Möhrke W, Knauf H, Mutschler E
Medical Department, Procter and Gamble Pharmaceuticals-Germany GmbH, Weiterstadt, Germany.
Int J Clin Pharmacol Ther. 1997 Oct;35(10):447-52.
Although triamterene has been in clinical use for over 30 years, the linearity of triamterene kinetics was not systematically tested. Moreover, although triamterene is mostly applied concomitantly with thiazide-type diuretics the interaction of triamterene (TA) with hydrochlorothiazide (HCT) is subject to a controversial discussion. Therefore, the aim of this study was to examine the dose linearity of TA and the pharmacokinetic and pharmacodynamic interaction of triamterene and hydrochlorothiazide. In the first study 10 healthy volunteers received 0, 12.5, 25, 50, and 100 mg triamterene orally in a balanced crossover design. In the second study 0, 25, and 50 mg TA with 12.5, and 25 mg HCT, respectively, were administered to 12 healthy volunteers. Urine volume and concentration of sodium, TA, hydroxytriamterene sulfate (OH-TA ester), and HCT were measured by flame photometry and thin-layer chromatography, respectively. The observation period for each treatment was 3 days and the drug was given on the second day. Sodium excretion was increased by both drugs. Renal excretion of both TA and OH-TA ester seemed to be reduced at higher doses. However, statistical evaluation revealed no significant (p = 0.37, and p = 0.20, respectively) deviation from linearity. Renal excretion of HCT was not affected by TA and vice versa. However, renal excretion of OH-TA ester is significantly reduced when HCT is administered concomitantly. The renal excretion rate of sodium can be described by a common Emax model when the effects of the excretion rates of both TA and HCT are additive. It is concluded that the pharmacokinetics of TA is linear within the tested dose range and that pharmacodynamic additivity of HCT and TA is not due to a pharmacokinetic interaction. The results support the hypothesis of a sequential nephron blockade for both drugs acting on different tubular segments.
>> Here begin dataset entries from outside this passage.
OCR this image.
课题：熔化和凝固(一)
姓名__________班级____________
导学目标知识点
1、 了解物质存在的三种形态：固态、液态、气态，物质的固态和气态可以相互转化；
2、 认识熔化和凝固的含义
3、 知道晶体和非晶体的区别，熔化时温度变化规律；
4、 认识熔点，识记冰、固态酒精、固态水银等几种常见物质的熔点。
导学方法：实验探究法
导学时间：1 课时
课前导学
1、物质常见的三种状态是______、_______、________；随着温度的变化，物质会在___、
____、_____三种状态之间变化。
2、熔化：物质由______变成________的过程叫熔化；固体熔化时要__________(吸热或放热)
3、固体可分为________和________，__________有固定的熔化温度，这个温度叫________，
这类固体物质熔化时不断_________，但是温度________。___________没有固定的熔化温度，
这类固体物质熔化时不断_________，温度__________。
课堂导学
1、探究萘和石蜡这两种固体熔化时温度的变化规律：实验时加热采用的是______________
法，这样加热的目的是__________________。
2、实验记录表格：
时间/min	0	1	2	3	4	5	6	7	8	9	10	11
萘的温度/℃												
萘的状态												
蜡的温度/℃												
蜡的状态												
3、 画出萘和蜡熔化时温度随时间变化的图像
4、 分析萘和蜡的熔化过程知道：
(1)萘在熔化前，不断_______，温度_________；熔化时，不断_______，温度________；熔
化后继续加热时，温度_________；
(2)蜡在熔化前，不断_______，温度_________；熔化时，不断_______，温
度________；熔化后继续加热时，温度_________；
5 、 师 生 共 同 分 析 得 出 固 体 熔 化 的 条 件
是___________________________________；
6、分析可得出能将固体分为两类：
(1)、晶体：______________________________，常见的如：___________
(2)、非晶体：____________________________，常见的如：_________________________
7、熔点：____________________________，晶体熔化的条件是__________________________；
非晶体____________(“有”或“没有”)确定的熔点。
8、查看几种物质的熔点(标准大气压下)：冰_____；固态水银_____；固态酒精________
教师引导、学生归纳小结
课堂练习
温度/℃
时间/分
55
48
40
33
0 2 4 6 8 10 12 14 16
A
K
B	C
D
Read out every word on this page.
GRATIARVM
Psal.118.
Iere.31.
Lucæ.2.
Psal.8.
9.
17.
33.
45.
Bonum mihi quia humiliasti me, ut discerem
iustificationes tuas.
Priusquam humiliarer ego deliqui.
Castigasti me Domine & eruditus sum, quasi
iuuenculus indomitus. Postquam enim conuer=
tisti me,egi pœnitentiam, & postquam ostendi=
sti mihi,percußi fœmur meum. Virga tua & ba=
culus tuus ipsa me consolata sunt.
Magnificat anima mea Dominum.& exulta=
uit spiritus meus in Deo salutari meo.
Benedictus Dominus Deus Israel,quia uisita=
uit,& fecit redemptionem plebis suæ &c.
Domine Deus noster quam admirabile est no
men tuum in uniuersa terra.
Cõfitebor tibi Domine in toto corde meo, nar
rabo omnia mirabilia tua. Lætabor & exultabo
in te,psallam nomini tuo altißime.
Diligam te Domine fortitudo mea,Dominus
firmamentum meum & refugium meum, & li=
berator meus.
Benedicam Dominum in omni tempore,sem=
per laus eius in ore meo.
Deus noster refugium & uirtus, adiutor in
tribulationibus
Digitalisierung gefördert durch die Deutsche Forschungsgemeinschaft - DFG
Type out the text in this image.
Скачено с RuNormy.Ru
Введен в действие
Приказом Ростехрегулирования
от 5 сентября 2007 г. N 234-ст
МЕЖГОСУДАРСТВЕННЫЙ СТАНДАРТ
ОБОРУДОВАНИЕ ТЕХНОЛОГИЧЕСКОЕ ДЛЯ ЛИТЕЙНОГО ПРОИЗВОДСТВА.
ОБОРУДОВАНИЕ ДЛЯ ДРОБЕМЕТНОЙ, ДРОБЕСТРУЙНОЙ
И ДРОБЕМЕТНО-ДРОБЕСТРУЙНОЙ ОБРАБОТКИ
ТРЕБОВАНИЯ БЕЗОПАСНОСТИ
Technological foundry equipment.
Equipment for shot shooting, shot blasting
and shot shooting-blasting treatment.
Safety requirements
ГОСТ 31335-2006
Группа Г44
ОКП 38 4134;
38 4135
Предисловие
尽管氨苯蝶啶已临床应用30多年,但氨苯蝶啶动力学的线性并未得到系统测试。此外,尽管氨苯蝶啶大多与噻嗪类利尿剂联合应用,但氨苯蝶啶(TA)与氢氯噻嗪(HCT)之间的相互作用仍存在争议。因此,本研究的目的是考察TA的剂量线性以及氨苯蝶啶与氢氯噻嗪的药代动力学和药效学相互作用。在第一项研究中,10名健康志愿者按照平衡交叉设计口服0、12.5、25、50和100mg氨苯蝶啶。在第二项研究中,分别向12名健康志愿者给予0、25和50mg TA以及12.5和25mg HCT。尿体积以及钠、TA、硫酸氢氨苯蝶啶(OH-TA酯)和HCT的浓度分别通过火焰光度法和薄层色谱法测定。每种治疗的观察期为3天,药物在第二天给予。两种药物均使钠排泄增加。较高剂量时,TA和OH-TA酯的肾排泄似乎均减少。然而,统计评估显示与线性无显著(分别为p = 0.37和p = 0.20)偏差。TA不影响HCT的肾排泄,反之亦然。然而,同时给予HCT时,OH-TA酯的肾排泄显著减少。当TA和HCT排泄率的作用相加时,钠的肾排泄率可用共同的Emax模型描述。得出结论,在测试剂量范围内TA的药代动力学呈线性,HCT和TA的药效学相加并非由于药代动力学相互作用。结果支持两种药物作用于不同肾小管节段的顺序性肾单位阻断假说。